It also makes me happy that someone else is working on a converter
from infix to postfix. I just (almost) finished implementing
Dijkstra’s Shunting Yard algorithm
(Shunting yard algorithm - Wikipedia) in Ruby, as
part of a bigger project. If you want to look at it, it’s at
http://paste-bin.com/11526, but it’s 227 lines of poorly commented
meaty algorithm. It currently works on mathematical equations with
variables.
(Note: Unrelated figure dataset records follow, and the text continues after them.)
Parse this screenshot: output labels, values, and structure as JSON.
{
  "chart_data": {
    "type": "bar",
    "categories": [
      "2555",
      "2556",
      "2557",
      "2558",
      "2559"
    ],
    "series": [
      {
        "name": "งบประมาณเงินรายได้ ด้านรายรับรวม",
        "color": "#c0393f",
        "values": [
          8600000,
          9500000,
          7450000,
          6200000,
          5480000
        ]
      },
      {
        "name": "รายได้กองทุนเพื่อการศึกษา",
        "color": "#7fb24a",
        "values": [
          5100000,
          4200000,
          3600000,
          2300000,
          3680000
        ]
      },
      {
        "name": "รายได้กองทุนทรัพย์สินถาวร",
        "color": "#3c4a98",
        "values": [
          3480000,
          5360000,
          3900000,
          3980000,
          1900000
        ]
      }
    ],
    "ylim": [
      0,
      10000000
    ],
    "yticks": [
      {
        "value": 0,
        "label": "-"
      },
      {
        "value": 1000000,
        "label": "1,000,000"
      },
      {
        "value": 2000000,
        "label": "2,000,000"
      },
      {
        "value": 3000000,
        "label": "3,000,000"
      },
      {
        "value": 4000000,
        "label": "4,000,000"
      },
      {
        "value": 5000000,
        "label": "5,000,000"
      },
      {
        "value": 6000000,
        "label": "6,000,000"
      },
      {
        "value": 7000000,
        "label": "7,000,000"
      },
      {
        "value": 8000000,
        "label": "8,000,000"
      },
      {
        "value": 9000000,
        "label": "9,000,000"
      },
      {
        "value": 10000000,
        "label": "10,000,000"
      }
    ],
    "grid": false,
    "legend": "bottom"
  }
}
It doesn’t do any evaluation, though–just parses to an
array.
Your implementation is very similar to mine (though I’m parsing boolean
search queries, ala Google) – mine is a bit simpler:
InputPriority = Hash.new(1000)
InputPriority[:and] = 800
InputPriority[:or] = 500
InputPriority[:not] = 900
InputPriority[nil] = 0
InputPriority[:open] = 1000
InputPriority[:close] = 1
StackPriority = InputPriority.dup
StackPriority[:open] = 1
StackPriority[:close] = 1000
def rpnise(itokens)
stack = []
instructions = []
itokens.each do |itoken|
if InputPriority[itoken] > StackPriority[stack.last]
stack.push(itoken)
elsif InputPriority[itoken] <= StackPriority[stack.last]
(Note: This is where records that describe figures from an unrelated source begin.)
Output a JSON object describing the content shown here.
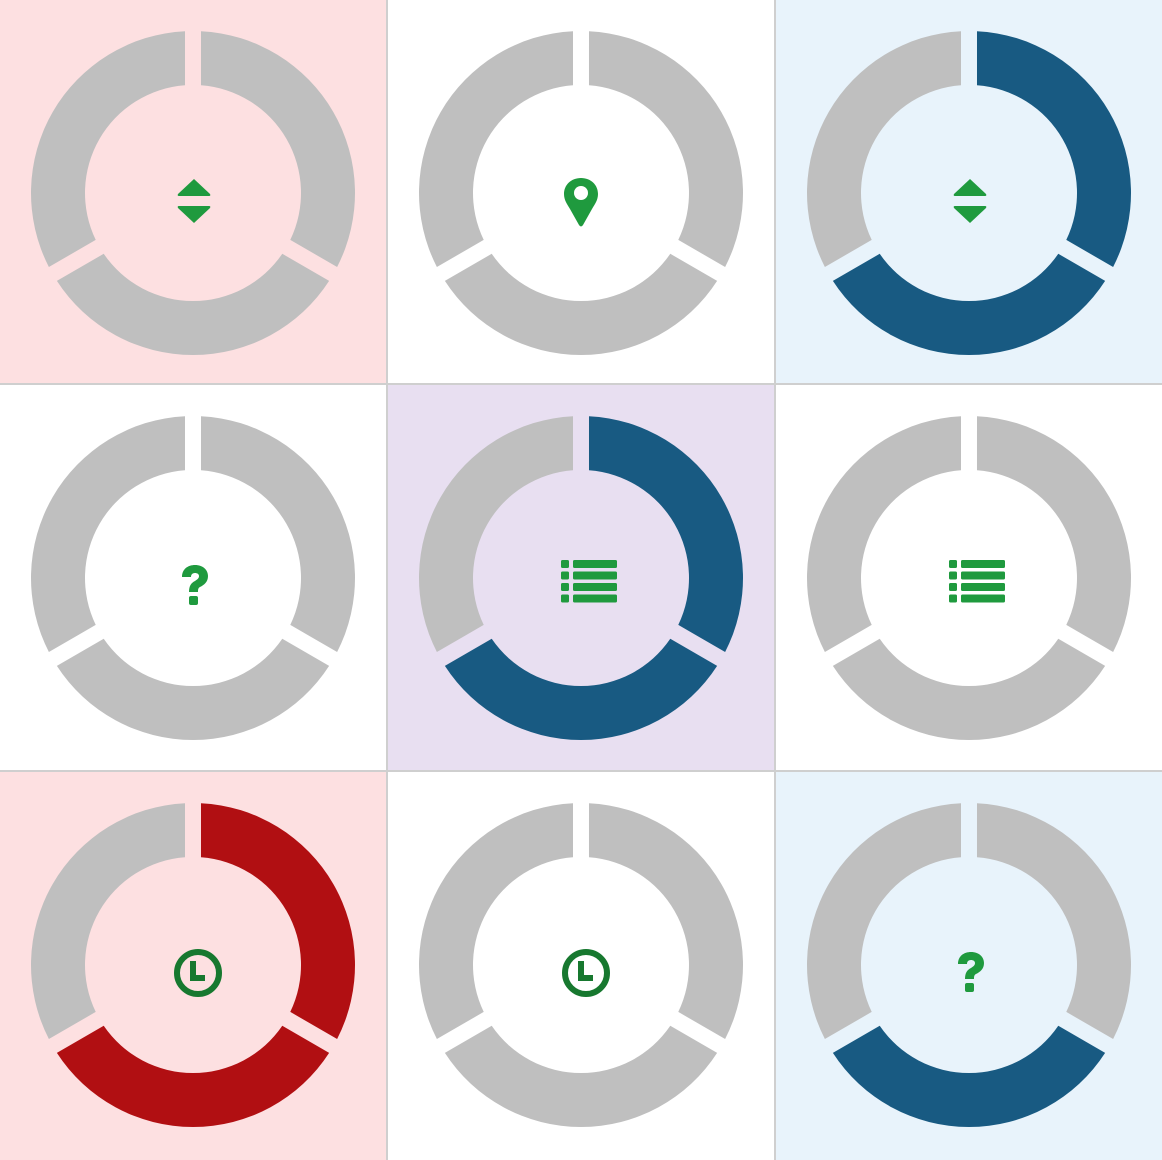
{
  "colors": {
    "inactive_segment": "#bfbfbf",
    "blue_segment": "#185a82",
    "red_segment": "#b10f12",
    "icon_green": "#1f9a3e",
    "icon_dark_green": "#17782f",
    "bg_pink": "#fde0e1",
    "bg_lavender": "#e8dff1",
    "bg_light_blue": "#e8f3fb",
    "bg_white": "#ffffff",
    "divider": "#cfcfcf"
  },
  "tiles": [
    {
      "id": "tile-1",
      "background": "pink",
      "icon": "sort-icon",
      "segments": [
        "off",
        "off",
        "off"
      ],
      "active_color": "blue"
    },
    {
      "id": "tile-2",
      "background": "white",
      "icon": "map-pin-icon",
      "segments": [
        "off",
        "off",
        "off"
      ],
      "active_color": "blue"
    },
    {
      "id": "tile-3",
      "background": "light_blue",
      "icon": "sort-icon",
      "segments": [
        "on",
        "on",
        "off"
      ],
      "active_color": "blue"
    },
    {
      "id": "tile-4",
      "background": "white",
      "icon": "question-mark-icon",
      "segments": [
        "off",
        "off",
        "off"
      ],
      "active_color": "blue"
    },
    {
      "id": "tile-5",
      "background": "lavender",
      "icon": "list-icon",
      "segments": [
        "on",
        "on",
        "off"
      ],
      "active_color": "blue"
    },
    {
      "id": "tile-6",
      "background": "white",
      "icon": "list-icon",
      "segments": [
        "off",
        "off",
        "off"
      ],
      "active_color": "blue"
    },
    {
      "id": "tile-7",
      "background": "pink",
      "icon": "clock-icon",
      "segments": [
        "on",
        "on",
        "off"
      ],
      "active_color": "red"
    },
    {
      "id": "tile-8",
      "background": "white",
      "icon": "clock-icon",
      "segments": [
        "off",
        "off",
        "off"
      ],
      "active_color": "blue"
    },
    {
      "id": "tile-9",
      "background": "light_blue",
      "icon": "question-mark-icon",
      "segments": [
        "off",
        "on",
        "off"
      ],
      "active_color": "blue"
    }
  ]
}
while StackPriority[stack.last] >= InputPriority[itoken]
instructions << stack.pop
end
stack.push(itoken)
end
end
instructions.concat(stack.reverse)
end
After this I sanitize the token stream and use it to build a tree of
BooleanAnd/Or/Not/SubStringQuery objects to represent the search (which
then rewrite themselves in a vague attempt at optimization and sorting).
Demo:
Token stream
irb(main):009:0> toks = analyser.simplify(tokenizer.tokenize(“foo AND
bar OR (wibble OR wobble NOT foo)”))
[#<NSearch::SubStringQuery:0x18a4a20 @substr=“foo”>,
:and,
#<NSearch::SubStringQuery:0x18a49f8 @substr=“bar”>,
:or,
:open,
#<NSearch::SubStringQuery:0x18a49a8 @substr=“wibble”>,
:or,
#<NSearch::SubStringQuery:0x18a4958 @substr=“wobble”>,
:and,
:not,
#<NSearch::SubStringQuery:0x18a4908 @substr=“foo”>,
:close]
irb(main):010:0> analyser.rpnise(toks)
[#<NSearch::SubStringQuery:0x188a670 @substr=“foo”>,
#<NSearch::SubStringQuery:0x188a648 @substr=“bar”>,
:and,
#<NSearch::SubStringQuery:0x188a5f8 @substr=“wibble”>,
#<NSearch::SubStringQuery:0x188a5a8 @substr=“wobble”>,
#<NSearch::SubStringQuery:0x188a558 @substr=“foo”>,
:not,
:and,
:or,
:or]
You can then follow the instructions, popping each SubStringQuery onto a
stack and popping them off on :and, :or and :not to build a tree of
query objects:
#to_s
OR(OR(AND(NOT(“foo”),“wobble”),“wibble”),AND(“bar”,“foo”))
#to_sql
(((NOT (Title LIKE “%foo%”) AND Title LIKE “%wobble%”) OR Title LIKE
“%wibble%”) OR (Title LIKE “%bar%” AND Title LIKE “%foo%”))
I’d recommend against using Ruby’s own Generator, btw; it uses callcc
and has a tendancy towards being slow and leaky. If you just need a
#next/#peek method, just turn it into an array and shove it in an
appropriate object which tracks the position.